RIS ID

66930

Publication Details

I. Duncanson & N. Seuffert, 'Mapping connections : postcolonial, feminist and legal theory' (2005) 22 (N/A) The Australian Feminist Law Journal 1-14.

Abstract

Introduction to special issue of collected papers from symposium 'Mapping Law at the Margins', Brisbane, December 2004 - covering operation of the law at the intersections of race, class and gender from colonial times to the present through the lens of postcolonial theory. This Special Issue of the Australian Feminist Law journal collects papers largely from the second Symposium 'Mapping Law at the Margins' Brisbane, December 2004, organized to make visible the operation of the law at the intersections of race, class and gender from colonial times to the present through the lenses of postcolonial theory. Practices of map drawing were integral to processes of colonization, and feminists, critical theorists and others have used the metaphors of mapping and topographies in attempts to convey the complexities of shifting, intersecting, multidimensional individual, communal and national identities.

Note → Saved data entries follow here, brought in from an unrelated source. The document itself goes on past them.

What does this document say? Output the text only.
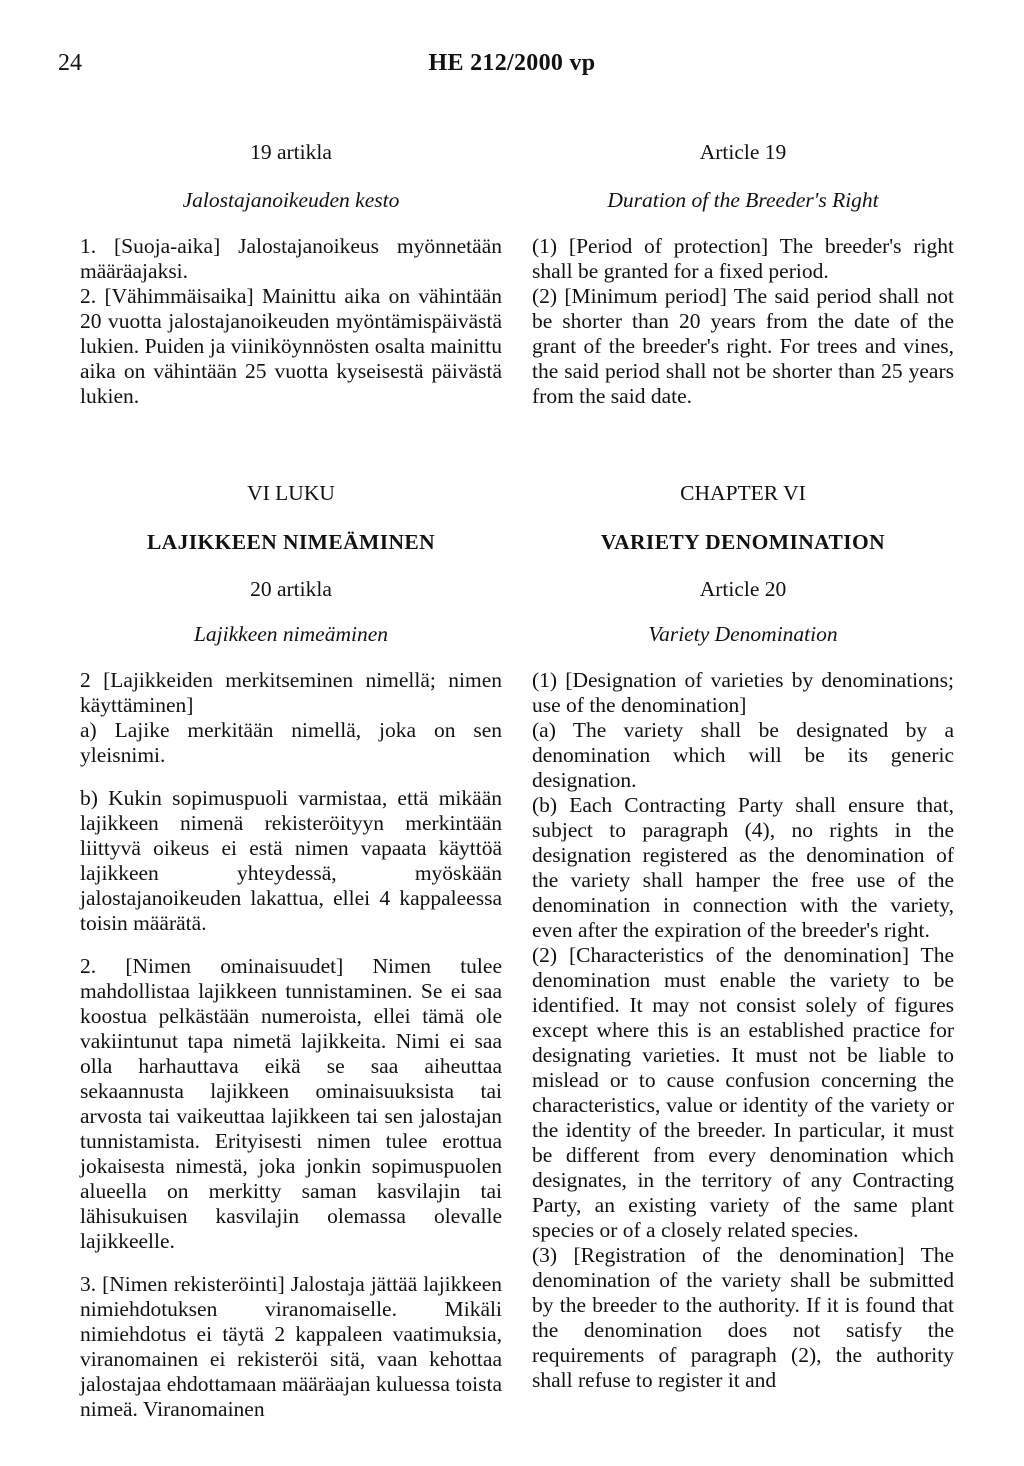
24	HE 212/2000 vp
19 artikla
Jalostajanoikeuden kesto

1. [Suoja-aika] Jalostajanoikeus myönnetään määräajaksi.

2. [Vähimmäisaika] Mainittu aika on vähintään 20 vuotta jalostajanoikeuden myöntämispäivästä lukien. Puiden ja viiniköynnösten osalta mainittu aika on vähintään 25 vuotta kyseisestä päivästä lukien.

VI LUKU
LAJIKKEEN NIMEÄMINEN
20 artikla
Lajikkeen nimeäminen

2 [Lajikkeiden merkitseminen nimellä; nimen käyttäminen]

a) Lajike merkitään nimellä, joka on sen yleisnimi.

b) Kukin sopimuspuoli varmistaa, että mikään lajikkeen nimenä rekisteröityyn merkintään liittyvä oikeus ei estä nimen vapaata käyttöä lajikkeen yhteydessä, myöskään jalostajanoikeuden lakattua, ellei 4 kappaleessa toisin määrätä.

2. [Nimen ominaisuudet] Nimen tulee mahdollistaa lajikkeen tunnistaminen. Se ei saa koostua pelkästään numeroista, ellei tämä ole vakiintunut tapa nimetä lajikkeita. Nimi ei saa olla harhauttava eikä se saa aiheuttaa sekaannusta lajikkeen ominaisuuksista tai arvosta tai vaikeuttaa lajikkeen tai sen jalostajan tunnistamista. Erityisesti nimen tulee erottua jokaisesta nimestä, joka jonkin sopimuspuolen alueella on merkitty saman kasvilajin tai lähisukuisen kasvilajin olemassa olevalle lajikkeelle.

3. [Nimen rekisteröinti] Jalostaja jättää lajikkeen nimiehdotuksen viranomaiselle. Mikäli nimiehdotus ei täytä 2 kappaleen vaatimuksia, viranomainen ei rekisteröi sitä, vaan kehottaa jalostajaa ehdottamaan määräajan kuluessa toista nimeä. Viranomainen

Article 19
Duration of the Breeder's Right

(1) [Period of protection] The breeder's right shall be granted for a fixed period.

(2) [Minimum period] The said period shall not be shorter than 20 years from the date of the grant of the breeder's right. For trees and vines, the said period shall not be shorter than 25 years from the said date.

CHAPTER VI
VARIETY DENOMINATION
Article 20
Variety Denomination

(1) [Designation of varieties by denominations; use of the denomination]

(a) The variety shall be designated by a denomination which will be its generic designation.

(b) Each Contracting Party shall ensure that, subject to paragraph (4), no rights in the designation registered as the denomination of the variety shall hamper the free use of the denomination in connection with the variety, even after the expiration of the breeder's right.

(2) [Characteristics of the denomination] The denomination must enable the variety to be identified. It may not consist solely of figures except where this is an established practice for designating varieties. It must not be liable to mislead or to cause confusion concerning the characteristics, value or identity of the variety or the identity of the breeder. In particular, it must be different from every denomination which designates, in the territory of any Contracting Party, an existing variety of the same plant species or of a closely related species.

(3) [Registration of the denomination] The denomination of the variety shall be submitted by the breeder to the authority. If it is found that the denomination does not satisfy the requirements of paragraph (2), the authority shall refuse to register it and
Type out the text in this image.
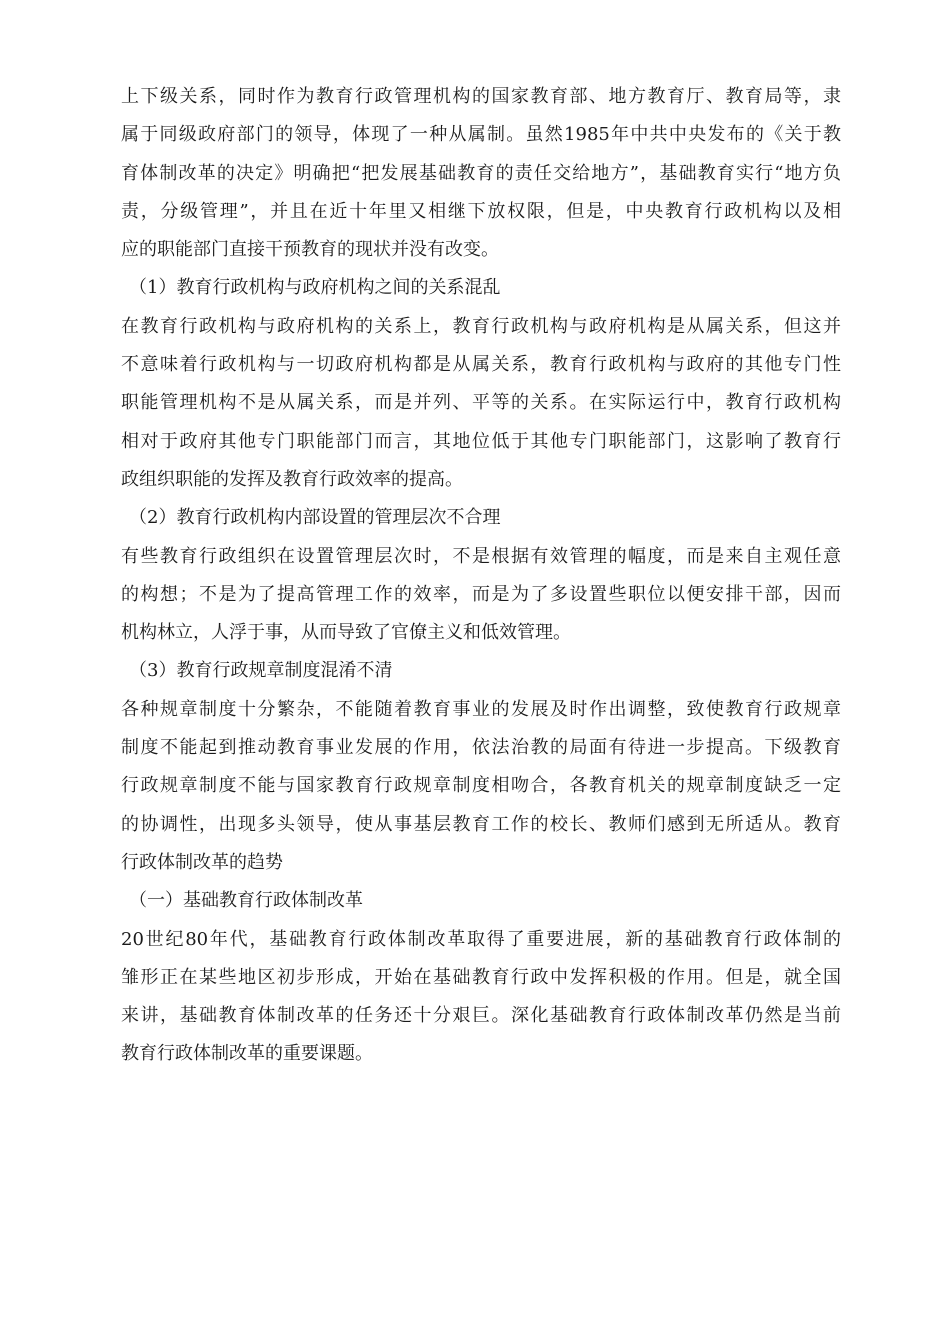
上下级关系，同时作为教育行政管理机构的国家教育部、地方教育厅、教育局等，隶
属于同级政府部门的领导，体现了一种从属制。虽然1985年中共中央发布的《关于教
育体制改革的决定》明确把“把发展基础教育的责任交给地方”，基础教育实行“地方负
责，分级管理”，并且在近十年里又相继下放权限，但是，中央教育行政机构以及相
应的职能部门直接干预教育的现状并没有改变。
（1）教育行政机构与政府机构之间的关系混乱
在教育行政机构与政府机构的关系上，教育行政机构与政府机构是从属关系，但这并
不意味着行政机构与一切政府机构都是从属关系，教育行政机构与政府的其他专门性
职能管理机构不是从属关系，而是并列、平等的关系。在实际运行中，教育行政机构
相对于政府其他专门职能部门而言，其地位低于其他专门职能部门，这影响了教育行
政组织职能的发挥及教育行政效率的提高。
（2）教育行政机构内部设置的管理层次不合理
有些教育行政组织在设置管理层次时，不是根据有效管理的幅度，而是来自主观任意
的构想；不是为了提高管理工作的效率，而是为了多设置些职位以便安排干部，因而
机构林立，人浮于事，从而导致了官僚主义和低效管理。
（3）教育行政规章制度混淆不清
各种规章制度十分繁杂，不能随着教育事业的发展及时作出调整，致使教育行政规章
制度不能起到推动教育事业发展的作用，依法治教的局面有待进一步提高。下级教育
行政规章制度不能与国家教育行政规章制度相吻合，各教育机关的规章制度缺乏一定
的协调性，出现多头领导，使从事基层教育工作的校长、教师们感到无所适从。教育
行政体制改革的趋势
（一）基础教育行政体制改革
20世纪80年代，基础教育行政体制改革取得了重要进展，新的基础教育行政体制的
雏形正在某些地区初步形成，开始在基础教育行政中发挥积极的作用。但是，就全国
来讲，基础教育体制改革的任务还十分艰巨。深化基础教育行政体制改革仍然是当前
教育行政体制改革的重要课题。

Postcolonial theory provides lenses for analyses of the 'raced' and gendered dynamics of colonial imperialism, and for analyses of the shapes, limits, and potentials for currently emerging multidimensional identities at all three of these levels. An emphasis on praxis requires us to consider the politics of our theorizing. In this paper we explore the interconnection of these ideas and their expression in the articles collected in this special issue of the Australian Feminist Law journal.